You are the expert when it comes to psychiatry, Dr. Right. Me, I'm just the patient. During one of our sessions, I brought up whether or not to disclose my mental illness, and I asked for your opinion. Of course only I could make that call. You expressed the same sadness that so many in this world share over the injustice mentally ill people experience when they expose their conditions. I was looking for justification that it would be okay if I wrote openly about what I had been through, but I didn't get that from you. In fact, you recommended that I keep my illness hidden, lest I be discriminated upon because of it. Once more, it was as if I were hearing "destined to fail" all over again.
Good thing I didn't listen that time.
I'm writing now, Dr. Right. Remember when I told you I wanted to write a book? Well, I still do, but first I've started self-publishing online, to gain experience. I have a blog, and over the past two years my readership has grown tremendously, all organically, due to my dedication to sharing my story in order to help others.
I've met so many incredible people through blogging and social media.
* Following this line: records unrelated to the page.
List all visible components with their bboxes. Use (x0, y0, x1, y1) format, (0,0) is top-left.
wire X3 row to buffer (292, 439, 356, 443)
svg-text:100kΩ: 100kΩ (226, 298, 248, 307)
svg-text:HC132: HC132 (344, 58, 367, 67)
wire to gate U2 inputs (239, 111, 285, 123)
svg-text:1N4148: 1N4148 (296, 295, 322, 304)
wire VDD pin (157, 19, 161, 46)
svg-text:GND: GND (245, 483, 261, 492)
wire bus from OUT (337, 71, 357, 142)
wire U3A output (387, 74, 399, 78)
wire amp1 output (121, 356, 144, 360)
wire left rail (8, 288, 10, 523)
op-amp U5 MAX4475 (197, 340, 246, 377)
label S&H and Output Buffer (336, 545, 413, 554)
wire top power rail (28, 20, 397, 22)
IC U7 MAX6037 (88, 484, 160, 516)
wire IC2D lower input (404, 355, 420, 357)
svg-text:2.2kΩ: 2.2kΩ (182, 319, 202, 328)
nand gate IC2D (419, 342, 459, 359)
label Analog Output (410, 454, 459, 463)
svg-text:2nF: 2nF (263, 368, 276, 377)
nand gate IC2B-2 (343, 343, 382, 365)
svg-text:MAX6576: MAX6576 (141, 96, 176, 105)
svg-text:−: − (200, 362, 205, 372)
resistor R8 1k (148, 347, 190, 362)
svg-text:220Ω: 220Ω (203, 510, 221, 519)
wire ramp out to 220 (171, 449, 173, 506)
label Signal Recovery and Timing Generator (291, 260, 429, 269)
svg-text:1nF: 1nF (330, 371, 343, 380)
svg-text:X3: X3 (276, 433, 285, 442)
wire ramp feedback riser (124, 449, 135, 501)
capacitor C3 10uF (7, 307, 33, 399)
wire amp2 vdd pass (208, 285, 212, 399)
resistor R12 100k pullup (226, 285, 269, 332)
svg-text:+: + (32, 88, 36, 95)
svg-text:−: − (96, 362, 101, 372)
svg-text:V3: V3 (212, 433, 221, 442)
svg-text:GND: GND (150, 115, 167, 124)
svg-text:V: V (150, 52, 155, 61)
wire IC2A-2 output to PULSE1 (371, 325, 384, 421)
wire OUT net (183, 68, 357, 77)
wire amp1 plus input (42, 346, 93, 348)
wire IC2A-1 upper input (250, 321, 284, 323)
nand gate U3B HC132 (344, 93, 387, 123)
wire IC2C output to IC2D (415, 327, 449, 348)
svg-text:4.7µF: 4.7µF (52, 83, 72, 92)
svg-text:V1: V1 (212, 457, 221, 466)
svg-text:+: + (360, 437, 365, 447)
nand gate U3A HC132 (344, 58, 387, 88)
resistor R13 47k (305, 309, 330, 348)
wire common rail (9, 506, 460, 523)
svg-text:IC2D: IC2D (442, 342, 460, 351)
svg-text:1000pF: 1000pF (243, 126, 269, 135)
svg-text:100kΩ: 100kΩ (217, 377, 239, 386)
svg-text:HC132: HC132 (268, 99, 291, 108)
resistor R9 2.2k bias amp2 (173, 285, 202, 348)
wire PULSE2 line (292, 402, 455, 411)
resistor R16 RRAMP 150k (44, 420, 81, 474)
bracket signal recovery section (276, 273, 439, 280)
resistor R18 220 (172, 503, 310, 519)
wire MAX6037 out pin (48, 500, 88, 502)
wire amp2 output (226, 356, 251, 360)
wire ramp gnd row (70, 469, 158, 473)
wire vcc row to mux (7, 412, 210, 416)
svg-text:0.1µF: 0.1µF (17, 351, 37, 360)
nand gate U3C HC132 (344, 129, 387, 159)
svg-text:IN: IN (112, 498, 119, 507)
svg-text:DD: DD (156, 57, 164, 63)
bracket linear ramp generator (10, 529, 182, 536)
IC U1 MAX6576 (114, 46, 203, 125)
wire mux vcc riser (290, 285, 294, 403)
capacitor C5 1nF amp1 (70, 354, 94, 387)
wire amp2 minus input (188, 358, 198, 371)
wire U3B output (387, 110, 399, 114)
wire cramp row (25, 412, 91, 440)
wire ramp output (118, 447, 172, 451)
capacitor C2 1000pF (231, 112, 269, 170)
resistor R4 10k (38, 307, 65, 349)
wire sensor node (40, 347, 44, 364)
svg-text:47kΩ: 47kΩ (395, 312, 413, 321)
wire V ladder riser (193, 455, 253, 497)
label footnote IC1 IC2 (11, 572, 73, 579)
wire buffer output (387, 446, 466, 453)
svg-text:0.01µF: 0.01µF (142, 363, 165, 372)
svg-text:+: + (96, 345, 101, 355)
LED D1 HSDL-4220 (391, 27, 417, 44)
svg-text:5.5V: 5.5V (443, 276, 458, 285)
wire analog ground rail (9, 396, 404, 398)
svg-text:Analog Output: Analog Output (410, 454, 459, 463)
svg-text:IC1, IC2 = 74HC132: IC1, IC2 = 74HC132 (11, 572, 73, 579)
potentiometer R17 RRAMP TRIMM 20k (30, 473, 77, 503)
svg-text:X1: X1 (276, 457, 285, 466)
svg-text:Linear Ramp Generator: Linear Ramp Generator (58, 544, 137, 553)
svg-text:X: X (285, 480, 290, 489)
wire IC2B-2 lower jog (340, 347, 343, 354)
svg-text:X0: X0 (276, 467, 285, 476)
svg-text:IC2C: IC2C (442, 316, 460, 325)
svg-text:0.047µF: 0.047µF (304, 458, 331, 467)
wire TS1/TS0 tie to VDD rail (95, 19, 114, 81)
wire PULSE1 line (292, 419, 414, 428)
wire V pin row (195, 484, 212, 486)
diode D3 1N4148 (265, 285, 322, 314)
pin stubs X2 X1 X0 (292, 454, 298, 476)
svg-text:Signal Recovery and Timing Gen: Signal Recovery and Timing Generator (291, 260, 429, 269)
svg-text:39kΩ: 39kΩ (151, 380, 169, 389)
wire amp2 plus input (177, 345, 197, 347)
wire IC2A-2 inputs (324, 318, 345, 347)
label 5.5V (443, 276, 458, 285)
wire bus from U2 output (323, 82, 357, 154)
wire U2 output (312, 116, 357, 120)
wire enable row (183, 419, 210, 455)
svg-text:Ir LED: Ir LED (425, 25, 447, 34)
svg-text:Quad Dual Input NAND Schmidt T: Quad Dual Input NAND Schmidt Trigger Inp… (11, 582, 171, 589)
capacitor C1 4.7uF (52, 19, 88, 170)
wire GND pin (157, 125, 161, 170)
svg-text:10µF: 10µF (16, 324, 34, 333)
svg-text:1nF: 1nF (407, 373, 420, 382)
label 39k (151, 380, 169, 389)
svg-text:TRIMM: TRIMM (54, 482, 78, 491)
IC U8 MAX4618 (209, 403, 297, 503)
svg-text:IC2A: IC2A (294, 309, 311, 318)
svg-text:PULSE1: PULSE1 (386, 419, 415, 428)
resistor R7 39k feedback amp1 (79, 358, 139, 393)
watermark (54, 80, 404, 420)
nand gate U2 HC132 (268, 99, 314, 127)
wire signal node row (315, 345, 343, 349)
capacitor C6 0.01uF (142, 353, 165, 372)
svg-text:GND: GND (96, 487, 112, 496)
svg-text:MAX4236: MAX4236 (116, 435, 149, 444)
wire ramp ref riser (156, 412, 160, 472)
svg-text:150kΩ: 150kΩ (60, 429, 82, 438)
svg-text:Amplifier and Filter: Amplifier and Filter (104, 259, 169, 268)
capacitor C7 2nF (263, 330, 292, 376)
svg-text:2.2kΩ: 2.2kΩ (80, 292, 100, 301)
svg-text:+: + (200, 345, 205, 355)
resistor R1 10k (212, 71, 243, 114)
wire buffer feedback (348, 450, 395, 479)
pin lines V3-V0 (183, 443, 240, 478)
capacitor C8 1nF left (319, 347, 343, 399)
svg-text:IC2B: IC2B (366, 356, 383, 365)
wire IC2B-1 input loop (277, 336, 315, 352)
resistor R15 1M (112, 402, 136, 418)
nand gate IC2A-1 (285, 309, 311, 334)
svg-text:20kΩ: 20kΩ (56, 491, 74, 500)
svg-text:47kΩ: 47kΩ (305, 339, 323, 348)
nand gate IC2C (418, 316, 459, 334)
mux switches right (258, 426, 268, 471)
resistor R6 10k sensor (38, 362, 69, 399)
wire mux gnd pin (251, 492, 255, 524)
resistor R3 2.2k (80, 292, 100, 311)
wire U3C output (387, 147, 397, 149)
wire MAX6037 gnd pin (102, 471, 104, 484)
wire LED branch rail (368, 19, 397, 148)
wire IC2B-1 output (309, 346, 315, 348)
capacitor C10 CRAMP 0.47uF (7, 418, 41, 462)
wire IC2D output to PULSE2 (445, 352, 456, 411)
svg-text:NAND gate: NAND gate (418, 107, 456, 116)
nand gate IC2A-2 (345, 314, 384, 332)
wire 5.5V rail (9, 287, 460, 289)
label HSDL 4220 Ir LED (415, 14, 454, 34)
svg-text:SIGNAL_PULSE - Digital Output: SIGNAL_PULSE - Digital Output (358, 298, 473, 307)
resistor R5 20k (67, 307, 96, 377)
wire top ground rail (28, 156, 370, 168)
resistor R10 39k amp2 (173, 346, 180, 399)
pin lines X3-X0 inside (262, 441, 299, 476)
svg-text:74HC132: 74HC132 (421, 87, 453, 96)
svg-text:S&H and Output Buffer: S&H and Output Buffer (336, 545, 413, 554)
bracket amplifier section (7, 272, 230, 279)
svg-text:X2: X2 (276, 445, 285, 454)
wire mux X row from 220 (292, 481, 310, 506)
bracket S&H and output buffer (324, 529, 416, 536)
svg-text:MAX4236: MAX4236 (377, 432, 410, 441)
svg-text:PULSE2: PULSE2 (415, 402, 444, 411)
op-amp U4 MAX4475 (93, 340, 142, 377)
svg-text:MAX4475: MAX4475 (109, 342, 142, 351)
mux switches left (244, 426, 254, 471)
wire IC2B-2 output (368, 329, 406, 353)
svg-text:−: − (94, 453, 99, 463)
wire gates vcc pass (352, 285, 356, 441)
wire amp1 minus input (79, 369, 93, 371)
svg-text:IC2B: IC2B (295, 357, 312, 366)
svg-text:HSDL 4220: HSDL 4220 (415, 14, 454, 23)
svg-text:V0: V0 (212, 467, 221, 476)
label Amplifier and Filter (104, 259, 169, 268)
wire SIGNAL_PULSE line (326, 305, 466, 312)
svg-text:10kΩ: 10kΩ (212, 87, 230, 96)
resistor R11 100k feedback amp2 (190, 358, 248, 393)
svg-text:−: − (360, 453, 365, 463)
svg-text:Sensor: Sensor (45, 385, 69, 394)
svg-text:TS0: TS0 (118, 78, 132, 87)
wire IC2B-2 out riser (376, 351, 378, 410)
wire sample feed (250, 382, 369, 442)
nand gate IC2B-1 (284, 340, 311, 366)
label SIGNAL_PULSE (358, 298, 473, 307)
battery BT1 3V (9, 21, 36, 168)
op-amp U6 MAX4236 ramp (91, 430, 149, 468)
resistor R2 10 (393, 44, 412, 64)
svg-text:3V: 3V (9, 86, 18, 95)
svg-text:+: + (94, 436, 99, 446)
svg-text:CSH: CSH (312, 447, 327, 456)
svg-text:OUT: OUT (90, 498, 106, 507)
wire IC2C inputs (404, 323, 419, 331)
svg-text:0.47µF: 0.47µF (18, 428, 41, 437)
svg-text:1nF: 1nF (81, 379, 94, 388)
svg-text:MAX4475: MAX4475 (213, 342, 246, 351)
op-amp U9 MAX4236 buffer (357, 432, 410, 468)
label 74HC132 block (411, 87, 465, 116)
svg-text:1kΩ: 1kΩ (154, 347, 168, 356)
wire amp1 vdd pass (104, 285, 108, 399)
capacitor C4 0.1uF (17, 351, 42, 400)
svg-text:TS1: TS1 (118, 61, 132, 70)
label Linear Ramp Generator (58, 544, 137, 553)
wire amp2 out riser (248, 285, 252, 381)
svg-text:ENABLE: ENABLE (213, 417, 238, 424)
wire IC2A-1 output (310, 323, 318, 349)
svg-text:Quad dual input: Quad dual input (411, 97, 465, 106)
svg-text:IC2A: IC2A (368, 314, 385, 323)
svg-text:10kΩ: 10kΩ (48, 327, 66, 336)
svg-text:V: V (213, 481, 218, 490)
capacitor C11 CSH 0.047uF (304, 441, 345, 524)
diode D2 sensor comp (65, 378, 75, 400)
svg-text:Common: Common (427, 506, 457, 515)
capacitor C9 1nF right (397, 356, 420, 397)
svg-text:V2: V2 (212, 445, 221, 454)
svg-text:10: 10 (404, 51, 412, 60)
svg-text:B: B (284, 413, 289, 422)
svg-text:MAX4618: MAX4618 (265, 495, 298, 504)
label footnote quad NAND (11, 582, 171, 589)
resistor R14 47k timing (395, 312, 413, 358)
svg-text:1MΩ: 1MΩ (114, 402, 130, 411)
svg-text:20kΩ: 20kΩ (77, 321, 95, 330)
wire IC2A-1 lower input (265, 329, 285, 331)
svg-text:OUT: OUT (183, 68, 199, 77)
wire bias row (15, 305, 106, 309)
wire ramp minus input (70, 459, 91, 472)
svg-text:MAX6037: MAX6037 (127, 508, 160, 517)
It blows my mind how I can write about the struggles I've gone through and in return, I get emails from people saying, "Me too!" and "Thank you so much for being so brave." My heart is blissfully content because I know I've uncovered my purpose in life and my words are having an impact on people, a positive impact. I can feel it. And every time I put my thoughts out there for the world to read, my voice grows a little stronger.
I've created a show and non-profit organization called This Is My Brave where others like me who live with mental illness can stand up on stage and share our personal stories, our suffering and our breakthroughs, the hope we've found in long-term recovery. This is our chance to show the world our vulnerability in an effort to raise awareness and acceptance.
For years after I was handed my diagnosis I feared the backlash of people who knew me finding out about my mental illness. Conversations were uncomfortable, I cared too much about what other people thought of me. It didn't take me very long to realize that living in fear is not really living. Taking off my armor and choosing to expose myself and my story was one of the best decisions I ever made about my mental health and my life in general.
Revealing my vulnerability freed me to follow my dreams.
And I have you to thank. Thank you for being right. Thank you for letting me fall. Thank you for being there when I needed you. Finally, thank you for doubting me and advising me to stay silent. Because I needed my chance to prove someone wrong and you were that person for me.
Respectfully yours,
Jennifer Marshall (your patient from 2008-2011)
This letter was originally posted on BipolarMomLife.com.